En traumatologie, les patients et/ou leurs parents doivent observer un certain nombre de règles attachées à ce contrat de soins. Sur le plan médical, ils ont l’obligation :
• de répondre avec véracité aux questions posées lors de l’entretien clinique ainsi qu’au questionnaire médical ;
• de respecter le calendrier des séquences de soins prévues ;
• d’observer les prescriptions délivrées ;
• de respecter les règles d’hygiène édictées ;
• d’assurer, suivant l’information délivrée, le parfait suivi clinique recommandé et conclu d’un commun accord, avec la périodicité convenue ;
• de ne pas rompre unilatéralement le contrat de soins sans en informer leur praticien.
Nous avons vu qu’ils étaient aussi largement concernés par la constitution du dossier médico-légal à la conservation duquel ils doivent aussi participer.
Toute négligence avérée sur ces points précis engagerait leur responsabilité en déchargeant d’autant celle des praticiens concernés dans la mesure où ces derniers auraient fait preuve de diligence et pris toutes les mesures de précaution nécessaires.
En matière de traumatologie, les obligations médico-légales sont permanentes.
En dehors des cas simples qui seront consolidés rapidement, on observe des complications qui apparaîtront a posteriori, au décours d’un traitement d’orthodontie dento-faciale par exemple, sans qu’il soit possible de reconstituer un dossier acceptable.

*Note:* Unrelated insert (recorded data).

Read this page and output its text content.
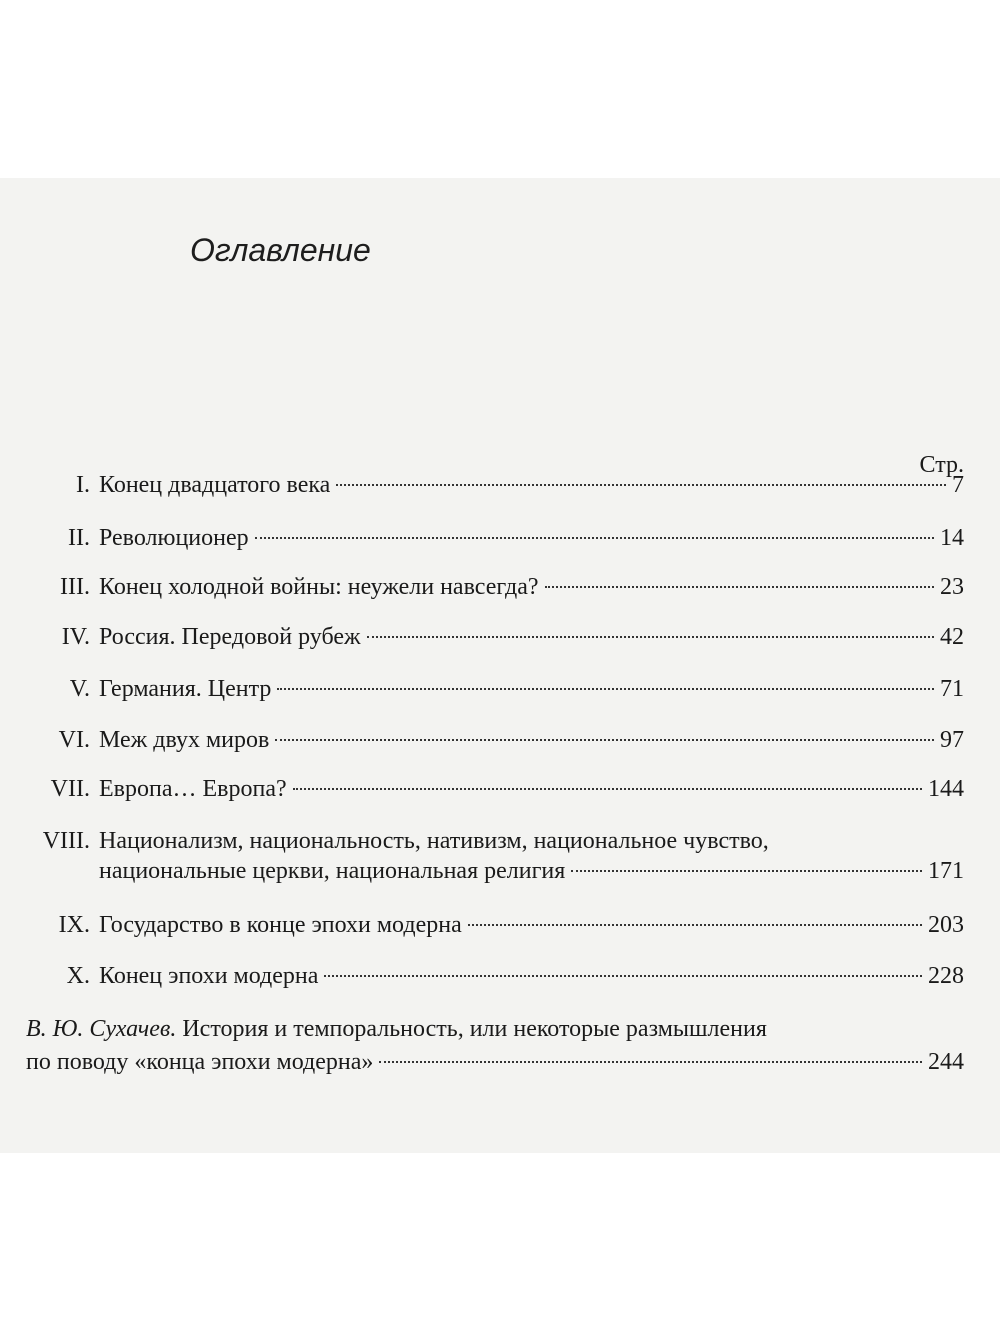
Оглавление
Стр.
I. Конец двадцатого века	7
II. Революционер	14
III. Конец холодной войны: неужели навсегда?	23
IV. Россия. Передовой рубеж	42
V. Германия. Центр	71
VI. Меж двух миров	97
VII. Европа… Европа?	144
VIII. Национализм, национальность, нативизм, национальное чувство,
национальные церкви, национальная религия	171
IX. Государство в конце эпохи модерна	203
X. Конец эпохи модерна	228
В. Ю. Сухачев. История и темпоральность, или некоторые размышления
по поводу «конца эпохи модерна»	244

Certaines pathologies d’origine traumatique aboutissent parfois à des lésions invalidantes et irréversibles qui vont évoluer, chez l’enfant, durant toute la croissance, influer sur les traitements mis en œuvre (soins, orthodontie dento-faciale, chirurgie implantaire, prothèses) et persister tout au long de la vie.
La généralisation des protections juridiques, des recherches de responsabilité et des démarches dans le but d’indemnisation d’un préjudice met en œuvre très rapidement les processus médico-légaux dans lesquels les praticiens sont impliqués dès la consultation d’urgence, d’abord par la constitution du dossier médical puis par tous les traitements qui seront appliqués jusqu’à la date de consolidation.
La prévention des litiges et des mises en cause de nos responsabilités passe par une bonne information de nos obligations médicales, déontologiques et administratives. Elles doivent être strictement respectées tout au long des épisodes thérapeutiques qui jalonnent les années de croissance et de transition depuis l’accident jusqu’à la date de consolidation et la pose de la prothèse d’usage en denture adulte.
En ce qui concerne la traumatologie, les obligations médico-légales sont permanentes. C’est un sujet auquel il est préférable de penser dès la première consultation, dans le contexte évolutif des mises en cause de responsabilités qui ne peuvent plus être négligées.